Performance Date: 06.11.10
Cort Theatre
Cort Theatre
Let’s get the celebrity stuff out of the way first. I saw Fences the weekend before the Tony’s with a friend who knows someone in the cast. After the show, we waited in the alley behind the stage door gate to say hello. There we were had a funny exchange with fellow backstage visitor Philip Seymour Hoffman, who was not recognized by security and had to wait in the alley with us peons (he was cool about it), and were charmed by Denzel Washington who goofed with us while waiting for his cue to exit onto the barricaded street. Now, do you remember how once upon a blog I confessed that I find famous people (and Philip Seymour Hoffman in particular) shiny? Well allow me to update you: Philip Seymour Hoffman is still shiny, even up close and personal. Denzel has degrees of shininess – least shiny in person, next shiniest on stage, ultra-uber-ohmygod shiny two days later on television when I actually gasped and did a little involuntary seated-hop on my friend’s loveseat watching him on the Tony’s. I’m not proud of this last bit of information. Sometimes I think I was created in a lab by scientists.
Speaking of the Tony's... Did Fences deserve to win Best Revival? Yes. Though View from the Bridge deserved it just as well. Did Denzel deserve Best Actor? Yes. And Liev would have deserved it too. Did Viola deserve Best Actress? Oh hell yes. Though I didn’t see any plays starring her fellow nominees. What do I think about Hollywood invading Broadway and taking all our jobs and prizes? Ah, interesting. If I became a famous movie star tomorrow, I would use my new celebrity status to enable my Broadway debut in a heartbeat. So I’m not going to say Hollywood should stay away just because I’m on the other side of it. But it is true that the commercialization of theater, and the resulting movie-and-TV-stars-on-stage phenomenon, has had a huge negative impact on my profession. There are simply fewer jobs for the non-famous, which trickles down to make competition at even the lowliest levels tougher than ever. That sucks big time. But whaddya gonna do? I don’t see the trend changing any time soon. So we will adapt. I don’t know how, nor how many careers will be abandoned in the meantime, but we will adapt. It’s the only way.
Finally, let's get to some Fences stuff. What I will remember:
-- Viola Davis’s body in a sudden, violent spasm as her character digests some devastating news. Oh my god, woman.

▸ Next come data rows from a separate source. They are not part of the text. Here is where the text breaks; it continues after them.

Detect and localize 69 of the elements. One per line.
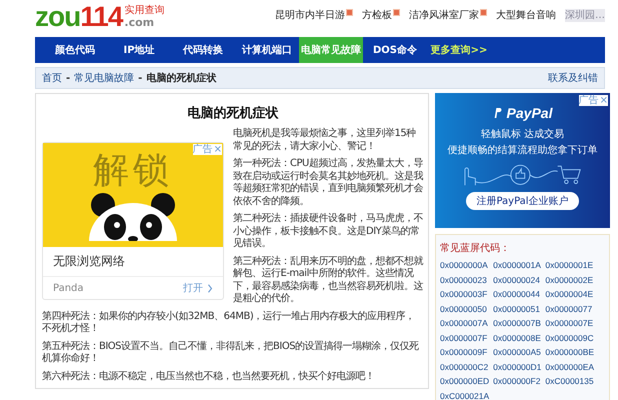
code-link[interactable]: 0x0000009C [545, 330, 594, 345]
code-link[interactable]: 0x00000077 [545, 302, 594, 316]
paragraph: 第一种死法：CPU超频过高，发热量太大，导致在启动或运行时会莫名其妙地死机。这是我等超频狂常犯的错误，直到电脑频繁死机才会依依不舍的降频。 [233, 158, 424, 208]
codes-heading: 常见蓝屏代码： [440, 242, 511, 255]
top-link[interactable]: 昆明市内半日游 [275, 9, 345, 22]
paragraph: 第二种死法：插拔硬件设备时，马马虎虎，不小心操作，板卡接触不良。这是DIY菜鸟的常见错误。 [233, 213, 424, 250]
code-link[interactable]: 0x00000023 [440, 272, 490, 287]
code-link[interactable]: 0x000000F2 [493, 374, 542, 388]
code-link[interactable]: 0x00000024 [493, 272, 542, 287]
top-link[interactable]: 方检板 [362, 9, 392, 22]
code-link[interactable]: 0x0000001E [545, 258, 594, 272]
paragraph: 第六种死法：电源不稳定，电压当然也不稳，也当然要死机，快买个好电源吧！ [42, 370, 376, 383]
ad-label: 广告 [192, 144, 213, 155]
code-link[interactable]: 0x0000004E [545, 287, 594, 302]
code-link[interactable]: 0x00000044 [493, 287, 542, 302]
p-logo-icon [492, 107, 503, 119]
paypal-ad-banner[interactable]: 广告× PayPal 轻触鼠标 达成交易 便捷顺畅的结算流程助您拿下订单 注册PayPal企业账户 [435, 93, 610, 228]
code-link[interactable]: 0x0000009F [440, 345, 490, 360]
code-link[interactable]: 0x0000003F [440, 287, 490, 302]
article-title: 电脑的死机症状 [186, 104, 280, 122]
code-link[interactable]: 0x000000C2 [440, 360, 490, 374]
logo-domain: .com [124, 17, 156, 29]
ad-headline: 轻触鼠标 达成交易 [480, 128, 564, 141]
nav-tab[interactable]: 代码转换 [171, 37, 235, 63]
logo-text[interactable]: zou [35, 2, 80, 32]
breadcrumb-link[interactable]: 常见电脑故障 [74, 71, 134, 85]
code-link[interactable]: 0x0000007A [440, 316, 490, 330]
paragraph: 电脑死机是我等最烦恼之事，这里列举15种常见的死法，请大家小心、警记！ [233, 128, 417, 153]
code-link[interactable]: 0x0000008E [493, 330, 542, 345]
code-link[interactable]: 0x00000050 [440, 302, 490, 316]
chevron-right-icon [207, 284, 213, 292]
code-link[interactable]: 0x0000007F [440, 330, 490, 345]
code-link[interactable]: 0x0000001A [493, 258, 542, 272]
brand-name: PayPal [506, 105, 552, 121]
code-link[interactable]: 0x0000000A [440, 258, 490, 272]
logo-tagline: 实用查询 [124, 5, 164, 17]
feedback-link[interactable]: 联系及纠错 [548, 71, 598, 85]
breadcrumb-separator: - [138, 72, 142, 84]
nav-tab[interactable]: 颜色代码 [43, 37, 107, 63]
code-link[interactable]: 0xC000021A [440, 388, 490, 400]
code-link[interactable]: 0x000000A5 [493, 345, 542, 360]
code-link[interactable]: 0x0000007B [493, 316, 542, 330]
register-button[interactable]: 注册PayPal企业账户 [466, 192, 579, 210]
ad-brand: Panda [53, 282, 84, 294]
breadcrumb-current: 电脑的死机症状 [146, 71, 216, 85]
nav-tab[interactable]: IP地址 [107, 37, 171, 63]
top-link[interactable]: 洁净风淋室厂家 [409, 9, 479, 22]
code-link[interactable]: 0x0000002E [545, 272, 594, 287]
breadcrumb-separator: - [66, 72, 70, 84]
nav-tab[interactable]: DOS命令 [363, 37, 427, 63]
code-link[interactable]: 0x00000051 [493, 302, 542, 316]
ad-label: 广告 [578, 95, 599, 106]
ad-subline: 便捷顺畅的结算流程助您拿下订单 [448, 144, 598, 157]
ad-headline: 解锁 [93, 151, 173, 191]
paragraph: 第四种死法：如果你的内存较小(如32MB、64MB)，运行一堆占用内存极大的应用程序，不死机才怪！ [42, 310, 416, 336]
code-link[interactable]: 0x000000D1 [493, 360, 542, 374]
code-link[interactable]: 0x000000BE [545, 345, 594, 360]
code-link[interactable]: 0x000000ED [440, 374, 490, 388]
code-link[interactable]: 0x000000EA [545, 360, 594, 374]
nav-tab[interactable]: 更多查询>> [427, 37, 491, 63]
code-link[interactable]: 0x0000007E [545, 316, 594, 330]
code-link[interactable]: 0xC0000135 [545, 374, 594, 388]
ad-caption: 无限浏览网络 [43, 247, 223, 277]
logo-number[interactable]: 114 [80, 2, 122, 32]
breadcrumb-link[interactable]: 首页 [42, 71, 62, 85]
paragraph: 第三种死法：乱用来历不明的盘，想都不想就解包、运行E-mail中所附的软件。这些情况下，最容易感染病毒，也当然容易死机啦。这是粗心的代价。 [233, 256, 424, 306]
paragraph: 第五种死法：BIOS设置不当。自己不懂，非得乱来，把BIOS的设置搞得一塌糊涂，仅仅死机算你命好！ [42, 340, 420, 366]
top-link[interactable]: 大型舞台音响 [496, 9, 556, 22]
nav-tab[interactable]: 计算机端口 [235, 37, 299, 63]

Work. (For the uninitiated of my parents’ generation, “work” is a positive remark, derived from “work it” or “work it, girl,” commonly used in response to a person literally or metaphorically strutting one’s stuff on the catwalk.)
-- Chris Chalk’s kinetic leaping about the set as the adolescent Cory – an apt choice that, in addition to conveying his character’s youth, connected him physically to his surroundings and conveyed a sense of belonging to the home and yard around him.

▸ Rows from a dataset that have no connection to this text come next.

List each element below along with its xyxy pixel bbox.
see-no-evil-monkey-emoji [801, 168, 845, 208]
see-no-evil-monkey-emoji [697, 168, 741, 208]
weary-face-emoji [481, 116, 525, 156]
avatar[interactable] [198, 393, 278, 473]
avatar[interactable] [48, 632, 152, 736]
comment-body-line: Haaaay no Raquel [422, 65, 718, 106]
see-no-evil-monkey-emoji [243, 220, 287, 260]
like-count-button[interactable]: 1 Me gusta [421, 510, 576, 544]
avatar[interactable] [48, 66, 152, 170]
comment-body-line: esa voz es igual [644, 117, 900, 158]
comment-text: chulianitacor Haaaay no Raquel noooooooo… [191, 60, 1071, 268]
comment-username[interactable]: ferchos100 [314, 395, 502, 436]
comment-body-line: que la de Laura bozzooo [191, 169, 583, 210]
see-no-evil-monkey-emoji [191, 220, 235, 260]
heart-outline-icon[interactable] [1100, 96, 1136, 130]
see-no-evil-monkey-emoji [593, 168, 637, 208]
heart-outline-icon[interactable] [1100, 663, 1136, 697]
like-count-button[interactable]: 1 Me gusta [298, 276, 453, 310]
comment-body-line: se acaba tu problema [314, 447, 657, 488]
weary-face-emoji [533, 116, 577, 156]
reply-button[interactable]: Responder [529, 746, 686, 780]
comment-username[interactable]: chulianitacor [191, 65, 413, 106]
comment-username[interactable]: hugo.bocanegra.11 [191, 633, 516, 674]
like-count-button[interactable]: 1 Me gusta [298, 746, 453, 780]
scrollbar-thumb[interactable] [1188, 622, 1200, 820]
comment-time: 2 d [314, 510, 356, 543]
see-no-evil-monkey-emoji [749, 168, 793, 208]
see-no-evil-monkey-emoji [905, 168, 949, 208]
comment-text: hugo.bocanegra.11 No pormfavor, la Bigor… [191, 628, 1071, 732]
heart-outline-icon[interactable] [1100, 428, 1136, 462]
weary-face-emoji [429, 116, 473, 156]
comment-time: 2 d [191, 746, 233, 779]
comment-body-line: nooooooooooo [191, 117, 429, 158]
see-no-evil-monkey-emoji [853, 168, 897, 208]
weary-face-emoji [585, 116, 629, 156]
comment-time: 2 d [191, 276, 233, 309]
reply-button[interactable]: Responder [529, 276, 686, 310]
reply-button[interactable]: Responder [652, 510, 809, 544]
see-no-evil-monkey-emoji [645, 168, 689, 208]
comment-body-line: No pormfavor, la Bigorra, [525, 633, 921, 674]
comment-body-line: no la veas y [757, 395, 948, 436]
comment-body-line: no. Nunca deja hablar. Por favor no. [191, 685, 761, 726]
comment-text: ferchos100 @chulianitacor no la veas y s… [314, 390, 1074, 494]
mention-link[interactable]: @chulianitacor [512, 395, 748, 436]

-- Stephen McKinley Henderson anchoring the stage with grounded energy at the top of the show, when both Denzel and the applauding audience are forced to cope with the magnitude of Denzel’s stardom.
-- Finally Denzel Washington, who balanced an honest compassion for and honest judgment of his character, Troy Maxton, in Troy’s most unlikeable moments of the play. A less rigorous actor would be tempted to win the audience’s approval, either by evoking sympathy for Troy or subtly conveying a personal condemnation of him. Denzel does neither. His performance in those moments remains consistent with his portrayal elsewhere, and in this way he allows the complexity of August Wilson’s protagonist to shine through.